The study used positron emission tomography (PET) to measure translocator protein (TSPO), a marker of brain inflammation, in 25 people with more than a decade of MDD, 25 people with less than a decade of MDD, and 30 people without depression.
Compared to people with less than a decade of MDD, patients who had the disorder for more than a decade had TSPO levels nearly 30% higher in different brain regions, indicating significantly more brain inflammation, researchers reported. Brain inflammation among patients with more than a decade of MDD was also higher than in people without depression.
“Greater inflammation in the brain is a common response with degenerative brain diseases as they progress, such as with Alzheimer’s disease and Parkinson´s disease,” said study senior author Jeff Meyer, PhD, of the Centre for Addiction and Mental Health (CAMH) in Toronto, Canada.
Dr.

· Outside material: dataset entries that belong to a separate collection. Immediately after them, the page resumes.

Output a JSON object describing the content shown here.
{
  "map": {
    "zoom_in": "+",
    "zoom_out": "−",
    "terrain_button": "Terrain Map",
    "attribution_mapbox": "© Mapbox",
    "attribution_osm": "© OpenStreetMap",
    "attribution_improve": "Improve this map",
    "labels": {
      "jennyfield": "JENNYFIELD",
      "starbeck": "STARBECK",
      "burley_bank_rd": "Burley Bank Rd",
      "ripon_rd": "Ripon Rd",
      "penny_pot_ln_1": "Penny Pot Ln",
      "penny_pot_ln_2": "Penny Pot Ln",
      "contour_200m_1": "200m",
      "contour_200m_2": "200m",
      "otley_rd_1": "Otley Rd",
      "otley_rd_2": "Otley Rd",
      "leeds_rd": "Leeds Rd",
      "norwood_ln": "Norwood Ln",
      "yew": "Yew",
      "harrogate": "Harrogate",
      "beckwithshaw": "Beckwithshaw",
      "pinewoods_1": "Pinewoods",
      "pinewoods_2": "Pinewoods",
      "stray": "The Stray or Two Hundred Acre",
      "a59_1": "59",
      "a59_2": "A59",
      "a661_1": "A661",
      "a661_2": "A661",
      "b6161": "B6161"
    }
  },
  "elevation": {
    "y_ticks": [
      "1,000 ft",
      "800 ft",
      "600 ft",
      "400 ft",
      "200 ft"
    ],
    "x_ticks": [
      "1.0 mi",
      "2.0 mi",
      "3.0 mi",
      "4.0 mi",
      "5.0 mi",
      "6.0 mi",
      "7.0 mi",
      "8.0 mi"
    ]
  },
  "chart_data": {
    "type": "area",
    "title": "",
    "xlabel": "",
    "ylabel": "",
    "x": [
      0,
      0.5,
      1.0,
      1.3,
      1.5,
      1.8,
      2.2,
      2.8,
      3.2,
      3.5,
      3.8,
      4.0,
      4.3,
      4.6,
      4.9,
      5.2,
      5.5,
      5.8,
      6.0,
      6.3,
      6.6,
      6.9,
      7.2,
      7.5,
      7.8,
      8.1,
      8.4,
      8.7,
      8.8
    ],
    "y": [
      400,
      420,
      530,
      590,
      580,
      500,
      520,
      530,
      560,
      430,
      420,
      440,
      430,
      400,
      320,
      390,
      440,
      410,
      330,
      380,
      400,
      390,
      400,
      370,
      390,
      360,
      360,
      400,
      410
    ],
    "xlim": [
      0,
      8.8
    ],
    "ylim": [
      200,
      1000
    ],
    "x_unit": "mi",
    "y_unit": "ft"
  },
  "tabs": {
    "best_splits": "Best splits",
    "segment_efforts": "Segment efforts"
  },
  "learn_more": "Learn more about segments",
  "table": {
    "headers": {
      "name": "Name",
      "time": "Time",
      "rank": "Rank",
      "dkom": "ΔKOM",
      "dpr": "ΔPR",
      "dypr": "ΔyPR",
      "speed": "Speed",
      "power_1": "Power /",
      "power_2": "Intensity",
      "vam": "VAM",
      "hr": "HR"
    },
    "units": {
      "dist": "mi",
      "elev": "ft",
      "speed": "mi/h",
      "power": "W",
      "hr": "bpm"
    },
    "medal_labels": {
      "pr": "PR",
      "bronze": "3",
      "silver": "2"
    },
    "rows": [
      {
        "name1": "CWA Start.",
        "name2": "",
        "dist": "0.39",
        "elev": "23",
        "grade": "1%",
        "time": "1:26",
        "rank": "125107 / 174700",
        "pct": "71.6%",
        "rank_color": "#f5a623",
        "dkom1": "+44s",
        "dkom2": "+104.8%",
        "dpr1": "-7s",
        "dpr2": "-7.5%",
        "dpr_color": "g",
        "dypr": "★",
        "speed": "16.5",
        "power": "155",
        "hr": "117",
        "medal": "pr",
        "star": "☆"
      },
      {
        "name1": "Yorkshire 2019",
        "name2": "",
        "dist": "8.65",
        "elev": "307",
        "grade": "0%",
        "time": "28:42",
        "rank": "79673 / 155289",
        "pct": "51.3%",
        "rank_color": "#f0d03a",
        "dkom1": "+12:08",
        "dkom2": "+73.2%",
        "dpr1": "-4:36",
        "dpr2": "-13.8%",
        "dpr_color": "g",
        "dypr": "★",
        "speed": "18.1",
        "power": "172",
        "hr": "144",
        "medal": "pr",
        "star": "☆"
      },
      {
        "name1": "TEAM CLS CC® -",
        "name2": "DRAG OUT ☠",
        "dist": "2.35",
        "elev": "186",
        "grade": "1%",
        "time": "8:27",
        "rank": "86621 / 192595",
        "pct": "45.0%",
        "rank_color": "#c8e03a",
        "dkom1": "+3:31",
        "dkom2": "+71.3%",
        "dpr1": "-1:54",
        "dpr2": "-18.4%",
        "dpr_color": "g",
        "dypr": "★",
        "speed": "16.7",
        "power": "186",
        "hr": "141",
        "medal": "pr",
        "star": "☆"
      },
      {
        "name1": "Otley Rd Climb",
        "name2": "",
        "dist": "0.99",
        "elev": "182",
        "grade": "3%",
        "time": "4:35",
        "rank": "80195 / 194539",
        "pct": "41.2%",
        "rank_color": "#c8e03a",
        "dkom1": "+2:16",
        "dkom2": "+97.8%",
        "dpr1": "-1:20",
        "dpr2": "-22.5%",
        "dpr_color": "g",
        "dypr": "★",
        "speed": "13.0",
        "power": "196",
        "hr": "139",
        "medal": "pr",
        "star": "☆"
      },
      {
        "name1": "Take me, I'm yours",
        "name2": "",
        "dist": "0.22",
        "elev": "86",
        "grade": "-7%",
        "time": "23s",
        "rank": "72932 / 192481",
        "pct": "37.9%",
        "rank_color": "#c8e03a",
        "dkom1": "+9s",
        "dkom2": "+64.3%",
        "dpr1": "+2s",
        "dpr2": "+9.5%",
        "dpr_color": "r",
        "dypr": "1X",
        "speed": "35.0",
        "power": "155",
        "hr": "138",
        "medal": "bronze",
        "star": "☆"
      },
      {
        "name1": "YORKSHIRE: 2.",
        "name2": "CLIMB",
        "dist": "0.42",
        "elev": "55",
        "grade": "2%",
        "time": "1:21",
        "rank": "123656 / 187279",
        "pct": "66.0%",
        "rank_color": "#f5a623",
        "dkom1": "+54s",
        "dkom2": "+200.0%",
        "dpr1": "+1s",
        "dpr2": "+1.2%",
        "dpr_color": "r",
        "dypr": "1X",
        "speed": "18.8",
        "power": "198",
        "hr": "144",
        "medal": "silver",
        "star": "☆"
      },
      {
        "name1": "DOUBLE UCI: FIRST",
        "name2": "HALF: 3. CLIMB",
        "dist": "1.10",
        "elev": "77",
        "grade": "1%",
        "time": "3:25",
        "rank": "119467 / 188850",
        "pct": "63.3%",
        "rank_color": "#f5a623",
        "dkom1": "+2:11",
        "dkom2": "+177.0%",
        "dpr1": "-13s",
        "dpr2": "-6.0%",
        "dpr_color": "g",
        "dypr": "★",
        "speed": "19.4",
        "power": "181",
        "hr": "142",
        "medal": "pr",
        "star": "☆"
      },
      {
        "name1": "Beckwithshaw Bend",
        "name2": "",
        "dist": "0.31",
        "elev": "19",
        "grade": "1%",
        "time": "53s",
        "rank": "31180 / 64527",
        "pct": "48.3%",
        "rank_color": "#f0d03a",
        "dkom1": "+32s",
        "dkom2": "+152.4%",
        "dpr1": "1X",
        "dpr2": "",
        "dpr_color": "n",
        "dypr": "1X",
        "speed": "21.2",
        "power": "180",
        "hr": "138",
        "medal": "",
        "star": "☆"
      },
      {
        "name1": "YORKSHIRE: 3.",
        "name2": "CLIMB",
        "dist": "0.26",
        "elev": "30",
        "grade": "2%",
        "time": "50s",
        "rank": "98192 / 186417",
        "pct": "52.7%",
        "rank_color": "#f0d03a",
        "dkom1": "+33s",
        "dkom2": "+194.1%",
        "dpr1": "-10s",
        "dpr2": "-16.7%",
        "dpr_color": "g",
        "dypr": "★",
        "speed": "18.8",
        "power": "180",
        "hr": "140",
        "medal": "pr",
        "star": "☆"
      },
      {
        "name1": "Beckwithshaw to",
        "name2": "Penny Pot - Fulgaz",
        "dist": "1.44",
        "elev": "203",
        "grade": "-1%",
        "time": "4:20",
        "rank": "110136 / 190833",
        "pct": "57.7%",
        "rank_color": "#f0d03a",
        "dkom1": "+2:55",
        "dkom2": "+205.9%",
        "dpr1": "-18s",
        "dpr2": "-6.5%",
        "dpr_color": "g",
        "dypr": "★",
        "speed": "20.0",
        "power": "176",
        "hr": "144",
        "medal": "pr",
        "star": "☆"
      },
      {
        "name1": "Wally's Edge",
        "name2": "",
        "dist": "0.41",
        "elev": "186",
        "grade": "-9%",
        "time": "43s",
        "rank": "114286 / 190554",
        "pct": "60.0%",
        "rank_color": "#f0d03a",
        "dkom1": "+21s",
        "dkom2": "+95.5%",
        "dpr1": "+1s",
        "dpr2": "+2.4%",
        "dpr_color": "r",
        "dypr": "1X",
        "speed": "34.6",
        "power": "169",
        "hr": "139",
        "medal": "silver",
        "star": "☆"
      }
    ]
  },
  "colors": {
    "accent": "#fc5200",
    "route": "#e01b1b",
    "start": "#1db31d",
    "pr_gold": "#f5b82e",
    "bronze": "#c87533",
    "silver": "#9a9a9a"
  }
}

Meyer and coauthors said the findings suggest long-lasting MDD is a progressive—not a static—condition, and may therefore require a different type of treatment. The researchers are investigating medications that target inflammation for patients with this later stage of illness.
Setiawan E, Attwells S, Wilson AA, et al. Association of translocator protein total distribution volume with duration of untreated major depressive disorder: a cross-sectional study. The Lancet Psychiatry. 2018 February 26;[Epub ahead of print].